The government wants untrammeled access to the mineral wealth that lies below the surface of the Kalahari’s sands. But the Bushmen have fought back.
It was into the midst of this conflict that James Workman went to get the story he tells in his book, Heart of Dryness. Over time, he shifted from being an uninvolved journalist to a passionate supporter of the Bushmen’s struggle. He also learned lessons about living in a dryer world that he’s adapting to our conditions right here at home.
James Workman is an award-winning journalist and a consultant on water scarcity and climate change adaptation.
Watch video about the struggle of the Bushmen
Christine Shearer
In 2008, the traditional Inupiat Eskimo community of Kivalina, Alaska filed suit against ExxonMobil Corporation and 19 other fossil fuel companies. In 1953, the village of Kivalina covered about 54 acres but now is down to about 27. The village sits at most a few feet above the water and depends on sea ice to protect it. That sea ice is going away.
The people of Kivalina charge the oil companies with contributing to the global warming that’s taking their town — and they’re suing for compensation and relocation costs. It’s a landmark case that is still wending its way through the courts.
Christine Shearer’s book, Kivalina: A Climate Change Story, recounts the struggle of the residents against the oil companies.
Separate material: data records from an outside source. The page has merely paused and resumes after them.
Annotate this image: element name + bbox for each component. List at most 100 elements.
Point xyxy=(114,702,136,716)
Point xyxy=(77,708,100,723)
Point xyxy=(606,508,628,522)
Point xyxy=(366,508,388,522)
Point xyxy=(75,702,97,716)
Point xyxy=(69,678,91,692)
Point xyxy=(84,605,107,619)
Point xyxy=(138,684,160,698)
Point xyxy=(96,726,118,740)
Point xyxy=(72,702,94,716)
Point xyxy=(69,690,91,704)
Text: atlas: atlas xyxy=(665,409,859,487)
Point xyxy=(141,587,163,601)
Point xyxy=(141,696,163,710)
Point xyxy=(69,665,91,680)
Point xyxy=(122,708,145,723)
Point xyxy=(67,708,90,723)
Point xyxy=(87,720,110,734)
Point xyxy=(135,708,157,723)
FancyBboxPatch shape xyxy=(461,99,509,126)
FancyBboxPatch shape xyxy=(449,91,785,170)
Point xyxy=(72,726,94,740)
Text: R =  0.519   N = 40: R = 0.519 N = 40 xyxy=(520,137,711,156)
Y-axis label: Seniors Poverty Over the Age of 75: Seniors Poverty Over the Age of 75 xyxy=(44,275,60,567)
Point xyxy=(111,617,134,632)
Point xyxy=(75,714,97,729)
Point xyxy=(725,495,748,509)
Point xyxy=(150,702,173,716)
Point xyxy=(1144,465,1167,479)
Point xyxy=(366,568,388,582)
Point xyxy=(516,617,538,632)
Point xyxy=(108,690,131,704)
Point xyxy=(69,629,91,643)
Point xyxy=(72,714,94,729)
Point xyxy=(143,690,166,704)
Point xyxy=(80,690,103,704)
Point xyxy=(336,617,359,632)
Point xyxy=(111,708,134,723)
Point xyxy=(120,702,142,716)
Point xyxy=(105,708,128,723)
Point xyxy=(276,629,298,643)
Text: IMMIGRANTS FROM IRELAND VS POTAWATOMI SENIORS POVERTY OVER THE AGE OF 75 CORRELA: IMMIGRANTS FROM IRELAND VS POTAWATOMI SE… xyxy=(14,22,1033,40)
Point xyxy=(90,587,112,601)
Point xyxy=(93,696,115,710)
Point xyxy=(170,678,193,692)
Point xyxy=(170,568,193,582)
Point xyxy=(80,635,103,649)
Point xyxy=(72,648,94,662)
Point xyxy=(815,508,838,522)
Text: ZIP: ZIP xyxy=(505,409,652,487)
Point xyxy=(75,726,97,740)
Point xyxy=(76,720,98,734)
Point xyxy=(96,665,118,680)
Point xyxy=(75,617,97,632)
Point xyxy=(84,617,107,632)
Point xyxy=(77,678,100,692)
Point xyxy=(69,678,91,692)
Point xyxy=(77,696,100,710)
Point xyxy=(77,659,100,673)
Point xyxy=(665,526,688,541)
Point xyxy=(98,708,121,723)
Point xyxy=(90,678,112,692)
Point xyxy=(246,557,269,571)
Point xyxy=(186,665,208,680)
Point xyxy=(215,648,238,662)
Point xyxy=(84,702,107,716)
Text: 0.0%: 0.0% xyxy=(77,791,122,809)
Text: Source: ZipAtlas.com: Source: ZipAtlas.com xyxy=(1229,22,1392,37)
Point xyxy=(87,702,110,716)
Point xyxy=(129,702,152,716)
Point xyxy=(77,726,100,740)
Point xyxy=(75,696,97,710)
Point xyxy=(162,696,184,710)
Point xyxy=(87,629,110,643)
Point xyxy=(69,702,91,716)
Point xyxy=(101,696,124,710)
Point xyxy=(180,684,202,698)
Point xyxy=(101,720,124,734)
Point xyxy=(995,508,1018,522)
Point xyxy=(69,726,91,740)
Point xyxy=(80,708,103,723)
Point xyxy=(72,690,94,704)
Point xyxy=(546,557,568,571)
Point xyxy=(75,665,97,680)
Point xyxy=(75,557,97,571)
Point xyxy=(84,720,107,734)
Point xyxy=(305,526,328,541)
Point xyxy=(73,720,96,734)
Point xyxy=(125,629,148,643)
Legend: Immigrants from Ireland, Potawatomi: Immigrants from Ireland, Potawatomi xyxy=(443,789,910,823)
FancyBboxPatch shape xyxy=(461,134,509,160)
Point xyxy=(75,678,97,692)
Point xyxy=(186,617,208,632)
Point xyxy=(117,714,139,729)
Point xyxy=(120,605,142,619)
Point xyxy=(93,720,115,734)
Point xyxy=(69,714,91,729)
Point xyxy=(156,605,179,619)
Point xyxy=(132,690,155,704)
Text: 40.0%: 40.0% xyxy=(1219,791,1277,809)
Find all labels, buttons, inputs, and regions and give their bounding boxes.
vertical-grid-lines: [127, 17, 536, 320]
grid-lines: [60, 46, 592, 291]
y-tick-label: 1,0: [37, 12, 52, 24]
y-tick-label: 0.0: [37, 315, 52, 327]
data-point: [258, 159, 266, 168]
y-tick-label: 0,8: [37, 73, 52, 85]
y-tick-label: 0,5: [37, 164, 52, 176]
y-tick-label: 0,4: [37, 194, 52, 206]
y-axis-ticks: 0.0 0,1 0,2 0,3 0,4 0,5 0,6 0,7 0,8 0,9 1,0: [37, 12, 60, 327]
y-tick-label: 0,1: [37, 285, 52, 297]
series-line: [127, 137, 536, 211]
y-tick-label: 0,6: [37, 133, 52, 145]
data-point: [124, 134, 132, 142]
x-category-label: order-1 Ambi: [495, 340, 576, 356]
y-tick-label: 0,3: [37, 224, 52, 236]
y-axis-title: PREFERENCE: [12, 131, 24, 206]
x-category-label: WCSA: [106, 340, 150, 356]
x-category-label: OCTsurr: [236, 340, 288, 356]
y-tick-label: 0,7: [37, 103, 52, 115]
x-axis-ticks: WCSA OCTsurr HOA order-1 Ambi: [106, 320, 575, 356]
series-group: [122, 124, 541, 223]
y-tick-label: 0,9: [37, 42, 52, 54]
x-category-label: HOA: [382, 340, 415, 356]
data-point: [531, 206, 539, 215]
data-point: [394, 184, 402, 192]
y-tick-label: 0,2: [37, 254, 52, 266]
But she goes beyond that, showing how their story is part of a larger pattern of denial and obstruction on the part of polluting corporations who are fighting tooth and nail to stop action on the climate.
Shearer has worked for the Center for Investigative Reporting, and the National Center for Ecological Analysis and Synthesis. Her work has appeared in National Geographic, Climate Progress, and The Journal of Political Ecology, among others.